The girl had started as one does when a face comes suddenly out of the dark. She stood up and pushed away the curtain for a moment and looked behind her, then shrank into a deep alcove at the side, within the arch. She stepped forward next moment, and held the window-sill with one hand as if she feared to let go her hold. The young man bent his head and kissed her tense fingers.
"I cannot talk with you now. You are sure to be found here; I hoped that you were still in Portsmouth. Go,—it is your only safety to go away!" she protested.
"What has happened? Oh, come out to me for a moment, Mary," he answered, speaking quietly enough, but with much insistence in his imploring tone. "I must see you to-night; it is my only chance."
She nodded and warned him back, and tossed aside the curtain, turning again toward the lighted room, where sudden footsteps had startled her.
There were several guests coming in, a little perplexed, to seek their hostess, but the slight figure of Captain Paul Jones in his brilliant uniform was first at hand. The fair head turned toward him not without eagerness, and the watcher outside saw his lady smile and go readily away. It was hard enough to have patience outside in the moonlight night, until the first country dances could reach their weary end. He stood for a moment full in the light that shone from the window, his heart beating within him in heavy strokes, and then, as if there were no need of prudence, went straight along the terrace to the broad grassy court at the house's front.
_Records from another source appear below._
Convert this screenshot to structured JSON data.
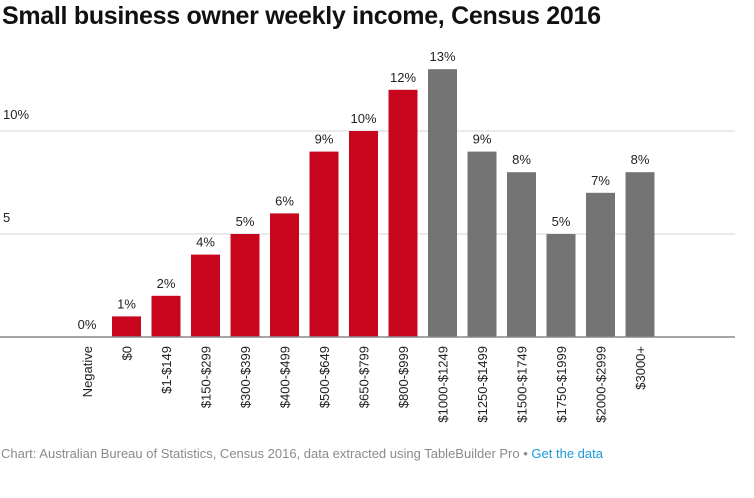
{
  "chart_data": {
    "type": "bar",
    "title": "Small business owner weekly income, Census 2016",
    "xlabel": "",
    "ylabel": "",
    "ylim": [
      0,
      13
    ],
    "yticks": [
      {
        "value": 5,
        "label": "5"
      },
      {
        "value": 10,
        "label": "10%"
      }
    ],
    "grid": true,
    "categories": [
      "Negative",
      "$0",
      "$1-$149",
      "$150-$299",
      "$300-$399",
      "$400-$499",
      "$500-$649",
      "$650-$799",
      "$800-$999",
      "$1000-$1249",
      "$1250-$1499",
      "$1500-$1749",
      "$1750-$1999",
      "$2000-$2999",
      "$3000+"
    ],
    "values": [
      0,
      1,
      2,
      4,
      5,
      6,
      9,
      10,
      12,
      13,
      9,
      8,
      5,
      7,
      8
    ],
    "data_labels": [
      "0%",
      "1%",
      "2%",
      "4%",
      "5%",
      "6%",
      "9%",
      "10%",
      "12%",
      "13%",
      "9%",
      "8%",
      "5%",
      "7%",
      "8%"
    ],
    "bar_colors": [
      "#c8071e",
      "#c8071e",
      "#c8071e",
      "#c8071e",
      "#c8071e",
      "#c8071e",
      "#c8071e",
      "#c8071e",
      "#c8071e",
      "#737373",
      "#737373",
      "#737373",
      "#737373",
      "#737373",
      "#737373"
    ]
  },
  "footer": {
    "source": "Chart: Australian Bureau of Statistics, Census 2016, data extracted using TableBuilder Pro",
    "separator": " • ",
    "link": "Get the data",
    "link_color": "#1a9ad6"
  }
}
There was a white balustrade along the farther side, at the steep edge of the bank, and he passed the end of it and went a few steps down. The river shone below under the elms, the tide was just at the beginning of its full flood, there was a short hour at best before the ebb. Roger Wallingford folded his arms, and stood waiting with what plain patience he could gather. The shrill music jarred harshly upon his ear.
The dancing went on; there were gay girls enough, but little Betsey Wyat, that dear and happy heart, had only solemn old Jack Hamilton to her partner, and pretty Martha Hill was coquetting with the venerable judge. These were also the works of war, and some of the poor lads who had left their ladies, to fight for the rights of the colonies, would never again tread a measure in the great room at Hamilton's. Perhaps Roger Wallingford himself might not take his place at the dancing any more. He walked to and fro with his eyes ever upon the doorway, and two by two the company came in turn to stand there and to look out upon the broad river and the moon. The fiddles had a trivial sound, and the slow night breeze and the heavy monotone of the falls mocked at them, while from far down the river there came a cry of herons disturbed in their early sleep about the fishing weirs, and the mocking laughter of a loon. Nature seemed to be looking on contemptuously at the silly pleasantries of men. Nature was aware of graver things than fiddles and the dance; it seemed that night as if the time for such childish follies had passed forever from the earth.
There must have been many a moment when Mary Hamilton could have slipped away, and a cold impatience vexed the watcher's heart. At last, looking up toward the bright house, his eyes were held by a light figure that was coming round from the courtyard that lay between the house and its long row of outbuildings. He was quickly up the bank, but the figure had already flitted across the open space a little way beyond.
"Roger!" he heard her call to him. "Where are you?" and he hurried along the bank to meet her.
"Let us go farther down," she said sharply; "they may find us if they come straying out between the dances to see the moon;" and she passed him quickly, running down the bank and out beyond the edge of the elm-trees' shadow to the great rock that broke the curving shore. Here she stood and faced him, against the wide background of the river; her dress glimmered strangely white, and he could see the bright paste buckle in one of her dancing-shoes as the moonlight touched her. He came a step nearer, perplexed by such silence and unwonted coldness, but waited for her to speak, though he had begged this moment for his own errand.
"What do you want, Roger?" she asked impatiently; but the young man could not see that she was pressing both hands against her heart. She was out of breath and excited as she never had been before, but she stood there insistent as he, and held herself remote in dignity from their every-day ease and life-long habit of companionship.